LOHR

Erinnerung an jüdisches Leben in Lohr

Die Stadt Lohr soll den Verein Denkort Aumühle mit einer Spende in Höhe von 5000 Euro unterstützen und zudem das ehemalige jüdische Leben in Lohr im öffentlichen Raum sichtbar machen, beschloss der Stadtrat in seiner Sitzung am Mittwoch einstimmig (21:0).
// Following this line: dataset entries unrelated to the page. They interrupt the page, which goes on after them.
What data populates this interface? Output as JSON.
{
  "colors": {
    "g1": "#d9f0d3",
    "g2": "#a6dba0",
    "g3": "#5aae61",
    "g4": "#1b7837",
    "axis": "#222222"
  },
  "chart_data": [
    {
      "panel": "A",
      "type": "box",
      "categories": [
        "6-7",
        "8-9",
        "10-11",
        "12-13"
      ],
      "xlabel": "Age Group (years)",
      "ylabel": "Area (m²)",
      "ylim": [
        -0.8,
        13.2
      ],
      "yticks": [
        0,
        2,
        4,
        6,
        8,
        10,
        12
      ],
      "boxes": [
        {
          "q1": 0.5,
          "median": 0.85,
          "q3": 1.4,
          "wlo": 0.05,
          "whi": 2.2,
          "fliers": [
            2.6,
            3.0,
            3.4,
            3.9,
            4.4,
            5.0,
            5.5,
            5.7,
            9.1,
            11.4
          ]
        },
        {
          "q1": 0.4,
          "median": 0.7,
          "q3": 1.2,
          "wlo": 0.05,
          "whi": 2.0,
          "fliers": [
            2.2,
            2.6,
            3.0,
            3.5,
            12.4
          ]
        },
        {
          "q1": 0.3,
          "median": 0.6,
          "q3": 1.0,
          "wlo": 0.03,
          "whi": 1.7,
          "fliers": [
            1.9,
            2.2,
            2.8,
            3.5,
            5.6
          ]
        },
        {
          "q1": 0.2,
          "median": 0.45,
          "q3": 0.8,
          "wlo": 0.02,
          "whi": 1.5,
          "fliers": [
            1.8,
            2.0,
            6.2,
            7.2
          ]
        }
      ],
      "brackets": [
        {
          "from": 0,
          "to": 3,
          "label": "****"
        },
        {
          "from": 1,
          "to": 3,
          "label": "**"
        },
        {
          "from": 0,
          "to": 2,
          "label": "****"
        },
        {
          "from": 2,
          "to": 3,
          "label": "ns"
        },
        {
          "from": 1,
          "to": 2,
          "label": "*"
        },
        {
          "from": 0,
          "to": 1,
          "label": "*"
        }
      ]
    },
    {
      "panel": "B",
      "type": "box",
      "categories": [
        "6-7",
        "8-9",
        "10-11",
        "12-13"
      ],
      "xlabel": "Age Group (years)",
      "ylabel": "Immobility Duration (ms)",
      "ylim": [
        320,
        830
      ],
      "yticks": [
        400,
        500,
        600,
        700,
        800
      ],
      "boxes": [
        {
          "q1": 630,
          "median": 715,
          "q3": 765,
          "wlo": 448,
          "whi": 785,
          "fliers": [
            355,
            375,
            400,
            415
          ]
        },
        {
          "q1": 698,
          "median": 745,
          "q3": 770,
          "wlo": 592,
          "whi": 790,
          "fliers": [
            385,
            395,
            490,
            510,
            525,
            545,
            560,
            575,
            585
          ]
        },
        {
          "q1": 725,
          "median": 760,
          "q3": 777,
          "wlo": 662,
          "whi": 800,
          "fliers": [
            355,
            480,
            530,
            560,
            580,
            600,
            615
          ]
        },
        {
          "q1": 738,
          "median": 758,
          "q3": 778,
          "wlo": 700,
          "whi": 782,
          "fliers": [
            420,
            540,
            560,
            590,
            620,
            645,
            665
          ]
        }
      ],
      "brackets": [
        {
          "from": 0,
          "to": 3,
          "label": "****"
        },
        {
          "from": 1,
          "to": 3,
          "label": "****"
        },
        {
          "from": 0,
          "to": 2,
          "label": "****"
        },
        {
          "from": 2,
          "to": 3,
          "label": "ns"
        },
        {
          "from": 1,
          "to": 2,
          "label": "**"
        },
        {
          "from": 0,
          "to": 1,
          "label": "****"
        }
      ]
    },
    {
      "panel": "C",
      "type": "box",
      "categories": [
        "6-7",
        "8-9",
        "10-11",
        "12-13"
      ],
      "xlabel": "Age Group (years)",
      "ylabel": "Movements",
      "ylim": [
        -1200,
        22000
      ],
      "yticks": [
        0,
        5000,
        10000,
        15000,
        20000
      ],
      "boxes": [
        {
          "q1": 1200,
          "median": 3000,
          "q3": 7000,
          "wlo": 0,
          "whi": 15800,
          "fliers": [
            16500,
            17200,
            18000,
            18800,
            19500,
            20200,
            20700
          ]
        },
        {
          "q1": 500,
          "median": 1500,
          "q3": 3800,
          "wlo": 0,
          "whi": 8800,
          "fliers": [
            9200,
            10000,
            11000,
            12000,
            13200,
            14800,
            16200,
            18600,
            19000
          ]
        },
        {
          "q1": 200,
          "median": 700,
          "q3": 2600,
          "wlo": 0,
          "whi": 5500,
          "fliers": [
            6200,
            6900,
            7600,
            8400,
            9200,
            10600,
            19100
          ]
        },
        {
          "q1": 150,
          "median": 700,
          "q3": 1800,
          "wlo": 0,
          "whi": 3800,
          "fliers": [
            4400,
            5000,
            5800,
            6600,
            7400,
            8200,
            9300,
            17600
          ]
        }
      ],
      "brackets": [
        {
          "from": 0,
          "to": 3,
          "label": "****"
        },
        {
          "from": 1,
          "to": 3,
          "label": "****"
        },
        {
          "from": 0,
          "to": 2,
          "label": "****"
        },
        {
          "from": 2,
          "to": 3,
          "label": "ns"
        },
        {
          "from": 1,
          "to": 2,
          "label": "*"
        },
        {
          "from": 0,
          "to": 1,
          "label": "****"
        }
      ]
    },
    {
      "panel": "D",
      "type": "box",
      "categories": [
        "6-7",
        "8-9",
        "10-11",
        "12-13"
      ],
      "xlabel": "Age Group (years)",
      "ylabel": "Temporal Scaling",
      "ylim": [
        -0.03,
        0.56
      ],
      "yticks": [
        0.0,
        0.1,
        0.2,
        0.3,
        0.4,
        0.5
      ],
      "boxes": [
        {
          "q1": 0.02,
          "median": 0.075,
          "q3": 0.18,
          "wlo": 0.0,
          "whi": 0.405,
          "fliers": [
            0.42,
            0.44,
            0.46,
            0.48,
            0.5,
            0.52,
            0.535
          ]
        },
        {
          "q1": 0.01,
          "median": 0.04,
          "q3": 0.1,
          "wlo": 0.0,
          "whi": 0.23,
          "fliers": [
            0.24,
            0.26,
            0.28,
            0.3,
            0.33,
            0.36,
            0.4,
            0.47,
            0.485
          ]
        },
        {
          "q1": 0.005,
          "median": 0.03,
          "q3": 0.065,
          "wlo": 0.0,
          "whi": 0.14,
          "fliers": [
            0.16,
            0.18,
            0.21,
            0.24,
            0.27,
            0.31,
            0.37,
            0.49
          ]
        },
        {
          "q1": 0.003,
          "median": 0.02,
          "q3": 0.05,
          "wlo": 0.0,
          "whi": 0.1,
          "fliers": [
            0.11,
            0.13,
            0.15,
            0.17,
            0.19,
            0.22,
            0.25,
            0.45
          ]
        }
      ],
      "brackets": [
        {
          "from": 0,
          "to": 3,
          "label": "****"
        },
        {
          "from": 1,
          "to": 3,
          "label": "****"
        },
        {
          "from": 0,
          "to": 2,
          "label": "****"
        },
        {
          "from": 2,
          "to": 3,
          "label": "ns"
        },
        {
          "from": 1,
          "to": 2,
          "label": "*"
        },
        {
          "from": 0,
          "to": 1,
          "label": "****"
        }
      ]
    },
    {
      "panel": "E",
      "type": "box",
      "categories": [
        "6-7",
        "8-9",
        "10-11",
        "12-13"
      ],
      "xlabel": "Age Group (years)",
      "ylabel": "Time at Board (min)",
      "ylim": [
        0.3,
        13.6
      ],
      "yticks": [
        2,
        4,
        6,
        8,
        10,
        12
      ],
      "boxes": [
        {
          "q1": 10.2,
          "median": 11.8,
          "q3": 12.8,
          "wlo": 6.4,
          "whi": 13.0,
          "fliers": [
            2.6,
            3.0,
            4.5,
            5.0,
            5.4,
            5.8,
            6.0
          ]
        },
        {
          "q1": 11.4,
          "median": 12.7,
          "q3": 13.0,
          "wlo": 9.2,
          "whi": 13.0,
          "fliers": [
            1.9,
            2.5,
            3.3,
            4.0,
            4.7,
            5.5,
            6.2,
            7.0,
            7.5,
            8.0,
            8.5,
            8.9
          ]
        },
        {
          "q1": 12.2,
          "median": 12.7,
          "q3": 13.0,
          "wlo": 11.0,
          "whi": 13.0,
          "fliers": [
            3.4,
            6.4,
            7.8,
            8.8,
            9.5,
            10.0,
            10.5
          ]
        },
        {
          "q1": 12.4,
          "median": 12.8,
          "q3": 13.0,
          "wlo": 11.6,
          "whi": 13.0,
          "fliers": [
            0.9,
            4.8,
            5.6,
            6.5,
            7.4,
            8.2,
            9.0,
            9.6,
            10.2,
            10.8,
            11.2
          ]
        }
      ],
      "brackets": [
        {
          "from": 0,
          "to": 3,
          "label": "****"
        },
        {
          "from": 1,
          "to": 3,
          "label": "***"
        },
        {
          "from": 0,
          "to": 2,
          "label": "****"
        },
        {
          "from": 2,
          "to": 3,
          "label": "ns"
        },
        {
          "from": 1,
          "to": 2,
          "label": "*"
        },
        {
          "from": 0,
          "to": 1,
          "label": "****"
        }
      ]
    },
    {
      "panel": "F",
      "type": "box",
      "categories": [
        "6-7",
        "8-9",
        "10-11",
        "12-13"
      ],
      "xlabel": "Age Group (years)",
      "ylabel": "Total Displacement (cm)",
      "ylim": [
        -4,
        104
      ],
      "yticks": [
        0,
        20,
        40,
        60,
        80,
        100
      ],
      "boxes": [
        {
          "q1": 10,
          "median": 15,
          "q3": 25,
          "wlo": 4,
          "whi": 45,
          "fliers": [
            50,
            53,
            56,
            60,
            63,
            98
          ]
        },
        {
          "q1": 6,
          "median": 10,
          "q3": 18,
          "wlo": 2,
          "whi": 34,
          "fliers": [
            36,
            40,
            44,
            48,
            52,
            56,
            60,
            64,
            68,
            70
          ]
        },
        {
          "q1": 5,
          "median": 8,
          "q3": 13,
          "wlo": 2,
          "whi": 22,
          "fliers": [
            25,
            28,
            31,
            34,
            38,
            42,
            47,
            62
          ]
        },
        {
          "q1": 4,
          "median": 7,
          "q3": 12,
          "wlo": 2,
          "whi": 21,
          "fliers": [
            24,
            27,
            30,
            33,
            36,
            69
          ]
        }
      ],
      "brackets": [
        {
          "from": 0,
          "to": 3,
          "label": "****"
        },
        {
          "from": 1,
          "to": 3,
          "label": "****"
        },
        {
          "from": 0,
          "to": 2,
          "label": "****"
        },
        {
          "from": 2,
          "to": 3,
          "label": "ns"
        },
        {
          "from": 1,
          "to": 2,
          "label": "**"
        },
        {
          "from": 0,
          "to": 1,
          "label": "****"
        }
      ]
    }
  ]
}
Wie Bürgermeister Mario Paul erläuterte, ist der Verein über die Bürgermeister-Dienstbesprechung des Landrates an die Stadt Lohr mit der Bitte herangetreten, den Denkort Aumühle in Würzburg zu unterstützen. Laut Paul handelt es sich bei dem ehemaligen Güterbahnhof an der Aumühle um den zentralen Ort, von dem aus die meisten der in Unterfranken lebenden Juden in den Jahren 1941 und 1942 deportiert wurden.

Der von Paul hinzugezogene Vorsitzende des Lohrer Geschichts- und Museumsvereins, Wolfgang Vorwerk, erläuterte, dass der ehemalige Güterbahnhof an der Aumühle zu trauriger Berühmtheit gelangt sei, weil von dort aus 1941 und 1942 1794 der damals 2070 unterfränkischen Juden in die Vernichtungslager in Osteuropa deportiert worden seien.

1933 noch 56 jüdische Bürger in Lohr

Vorwerks Recherchen zufolge befand sich unter diesen Deportierten jedoch kein einziger Lohrer. Dies hänge damit zusammen, dass es zum Beginn der Deportationen 1941 in Lohr keine Mitglieder der ehemaligen jüdischen Gemeinde mehr gegeben habe. Laut Vorwerk gab es im Jahr 1933 noch 56 Personen in Lohr, die der jüdischen Gemeinde angehörten. Diese seien aufgrund von Repressalien jedoch nach und nach in ihre ursprünglichen Heimatorte außerhalb Frankens zurückgekehrt; dort sei es aber auch nicht anders gewesen.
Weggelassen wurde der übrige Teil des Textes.